The paternity issue continued to be litigated in Los Angeles today. At a closed-door hearing, Superior Court Judge Robert A. Schnider denied a request by Birkhead's lawyer, Debra Opri, to assert emergency jurisdiction over Dannielynn, who is in the Bahamas, said lawyer James Neavitt, who represents Stern.
Schnider did ask Florida officials to allow Birkhead's expert to test DNA taken last week from Smith's remains, the lawyer said. Schnider last week withdrew his request for Smith's body to be preserved in Florida after authorities insisted there was enough material for DNA tests.

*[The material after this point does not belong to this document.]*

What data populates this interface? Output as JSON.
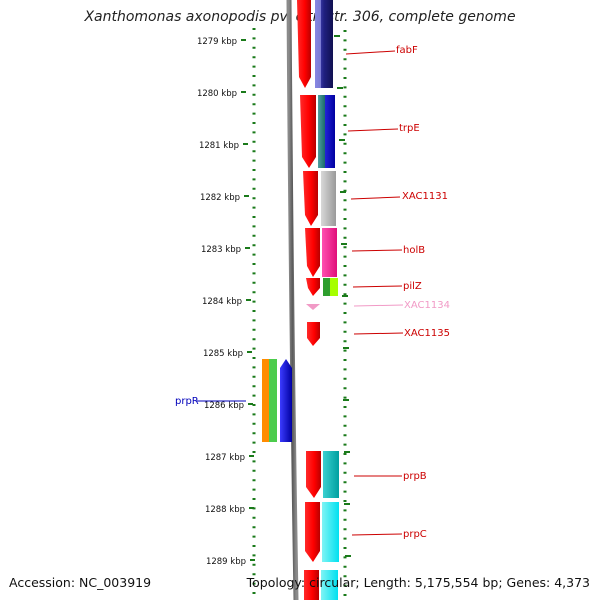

As a precaution, however, Seidlin last week ordered that more DNA material be gathered and allowed all of the lawyers to be present to ensure there would be no dispute over the chain of evidence in the expected paternity cases.
There is another paternity claim pending in Santa Monica, brought by Prince Frederic von Anhalt, the husband of actress Zsa Zsa Gabor. Two other men have indicated they could also be the father of Dannielynn, born three days before Smith's son Daniel, 20, died.
It was not clear when the issues about burying Smith will be resolved. A 2001 will released last week showed that Smith made no provision for disposal of her remains. Stern was named executor of the will.
The will, however, is in dispute with lawyers for Smith's mother, Arthur, contesting its legality. Seidlin has accepted it as a document, without judging its merits.